Analysts like to lament the fact that India lacks a grand vision on the scale of Beijing’s "peaceful rise" doctrine. But formulating a decisive strategy is much more difficult in an open democracy with many different definitions of the national interest. This lack of cohesion is not necessarily a disadvantage. It ensures that when India does finally get around to defining its world view, that will be after intense debate among its diverse social and economic groups, which should ensure that the new policy reflects something like the true will of the people—not just that of policy wonks in New Delhi. For a sense of how this process works, consider the bruising battle over confirmation of the U.S.-India Civilian Nuclear Agreement: what may have sounded like cacophony actually helped to refine the terms, ensuring that the final deal better reflected India’s interests—for instance, by keeping several plants off-limits to inspectors.

Given the complex nature of Indian politics, it’s too soon to say what any grand strategy will eventually look like. But one can get at least a sense of it from looking at the various external pressures it will have to account for. Here several facts are key. First, India is still home to the world’s largest concentration of poor people. New Delhi is going to have to use its growing global clout to inject their interests into international debates. As India negotiates on agricultural terms of trade, access to energy, or climate change, this or any future government must push for greater equity—not by rejecting globalization, but by making it more inclusive.

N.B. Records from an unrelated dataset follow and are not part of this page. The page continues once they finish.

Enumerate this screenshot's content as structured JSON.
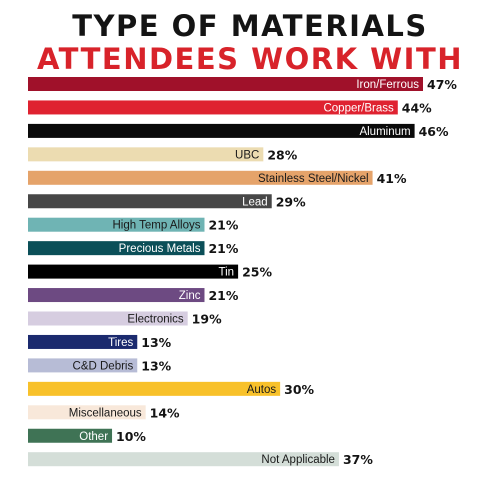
{
  "title": {
    "line1": "TYPE OF MATERIALS",
    "line2": "ATTENDEES WORK WITH"
  },
  "colors": {
    "title_line1": "#141414",
    "title_line2": "#d8232a"
  },
  "chart_data": {
    "type": "bar",
    "orientation": "horizontal",
    "title": "TYPE OF MATERIALS ATTENDEES WORK WITH",
    "xlabel": "",
    "ylabel": "",
    "xlim": [
      0,
      47
    ],
    "grid": false,
    "legend": "none",
    "value_suffix": "%",
    "categories": [
      "Iron/Ferrous",
      "Copper/Brass",
      "Aluminum",
      "UBC",
      "Stainless Steel/Nickel",
      "Lead",
      "High Temp Alloys",
      "Precious Metals",
      "Tin",
      "Zinc",
      "Electronics",
      "Tires",
      "C&D Debris",
      "Autos",
      "Miscellaneous",
      "Other",
      "Not Applicable"
    ],
    "values": [
      47,
      44,
      46,
      28,
      41,
      29,
      21,
      21,
      25,
      21,
      19,
      13,
      13,
      30,
      14,
      10,
      37
    ],
    "bar_colors": [
      "#a0112a",
      "#df2230",
      "#0a0a0a",
      "#ecdcb1",
      "#e5a36a",
      "#474747",
      "#6fb4b4",
      "#0b4f58",
      "#000000",
      "#6d4a82",
      "#d6cde0",
      "#1b2a6e",
      "#b7bcd6",
      "#f8c12a",
      "#f8e8da",
      "#3f7355",
      "#d4ded8"
    ],
    "label_colors": [
      "#ffffff",
      "#ffffff",
      "#ffffff",
      "#1a1a1a",
      "#1a1a1a",
      "#ffffff",
      "#1a1a1a",
      "#ffffff",
      "#ffffff",
      "#ffffff",
      "#1a1a1a",
      "#ffffff",
      "#1a1a1a",
      "#1a1a1a",
      "#1a1a1a",
      "#ffffff",
      "#1a1a1a"
    ]
  }
}
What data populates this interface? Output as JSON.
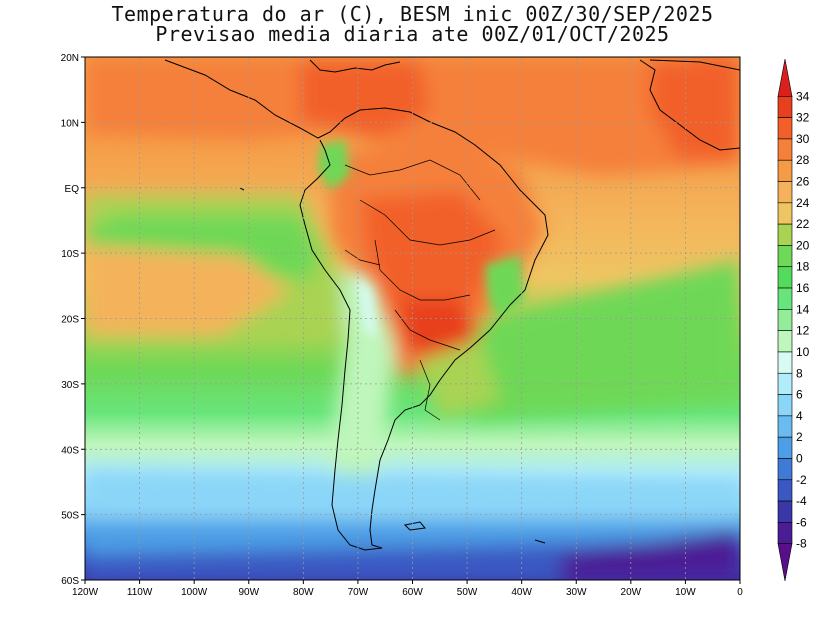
{
  "title": {
    "line1": "Temperatura do ar (C), BESM inic 00Z/30/SEP/2025",
    "line2": "Previsao media diaria ate 00Z/01/OCT/2025"
  },
  "map": {
    "lon_range": [
      -120,
      0
    ],
    "lat_range": [
      -60,
      20
    ],
    "grid": true,
    "lat_ticks": [
      {
        "v": 20,
        "label": "20N"
      },
      {
        "v": 10,
        "label": "10N"
      },
      {
        "v": 0,
        "label": "EQ"
      },
      {
        "v": -10,
        "label": "10S"
      },
      {
        "v": -20,
        "label": "20S"
      },
      {
        "v": -30,
        "label": "30S"
      },
      {
        "v": -40,
        "label": "40S"
      },
      {
        "v": -50,
        "label": "50S"
      },
      {
        "v": -60,
        "label": "60S"
      }
    ],
    "lon_ticks": [
      {
        "v": -120,
        "label": "120W"
      },
      {
        "v": -110,
        "label": "110W"
      },
      {
        "v": -100,
        "label": "100W"
      },
      {
        "v": -90,
        "label": "90W"
      },
      {
        "v": -80,
        "label": "80W"
      },
      {
        "v": -70,
        "label": "70W"
      },
      {
        "v": -60,
        "label": "60W"
      },
      {
        "v": -50,
        "label": "50W"
      },
      {
        "v": -40,
        "label": "40W"
      },
      {
        "v": -30,
        "label": "30W"
      },
      {
        "v": -20,
        "label": "20W"
      },
      {
        "v": -10,
        "label": "10W"
      },
      {
        "v": 0,
        "label": "0"
      }
    ]
  },
  "colorbar": {
    "labels": [
      "34",
      "32",
      "30",
      "28",
      "26",
      "24",
      "22",
      "20",
      "18",
      "16",
      "14",
      "12",
      "10",
      "8",
      "6",
      "4",
      "2",
      "0",
      "-2",
      "-4",
      "-6",
      "-8"
    ],
    "colors": [
      "#d9201c",
      "#e8401f",
      "#f2602a",
      "#f5803a",
      "#f49b45",
      "#f4b35a",
      "#efc562",
      "#a9d352",
      "#6ed857",
      "#53dc5c",
      "#68e57a",
      "#93ed98",
      "#bff6bb",
      "#d6fbf2",
      "#b0ecfa",
      "#8bd6f8",
      "#69bcf0",
      "#4e9ee6",
      "#3f7bd6",
      "#3a58c2",
      "#3a37a8",
      "#4b1c96",
      "#5a0f8a"
    ]
  }
}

Second, India finds itself in the world’s most threatening regional environment, surrounded by unstable or authoritarian states: Nepal, Bangladesh, Burma, Sri Lanka, and, above all, Pakistan. To manage, New Delhi will need to balance toughness with magnanimity; unilaterally offering trade liberalization, for example, could help integrate the fractured region.

Finally, whatever policy India adopts will have to take into account Asia’s two other great players: China and the United States. New Delhi is currently building strong ties with both Beijing and Washington by following the "Manmohan Singh doctrine," which stresses economic diplomacy and engagement. But this doesn’t guarantee that relations with either country will be easy. India’s bond with the U.S., though strong, will be seriously tested if India suffers another terrorist attack originating in Pakistan. As for China, Asia’s other most dynamic economy and dominant civilization, the potential for conflict is greater. The two countries may share many interests on economics and trade, but experience shows how easily nationalism can trump such rational concerns.

India’s emerging strategy should not try to balance these or other great powers. Instead, Delhi should use its diplomatic skills to strengthen its voice—in order to win permanent membership to the U.N. Security Council, for example. But India must also show the courage to venture into zones of conflict and meet threats with vigor.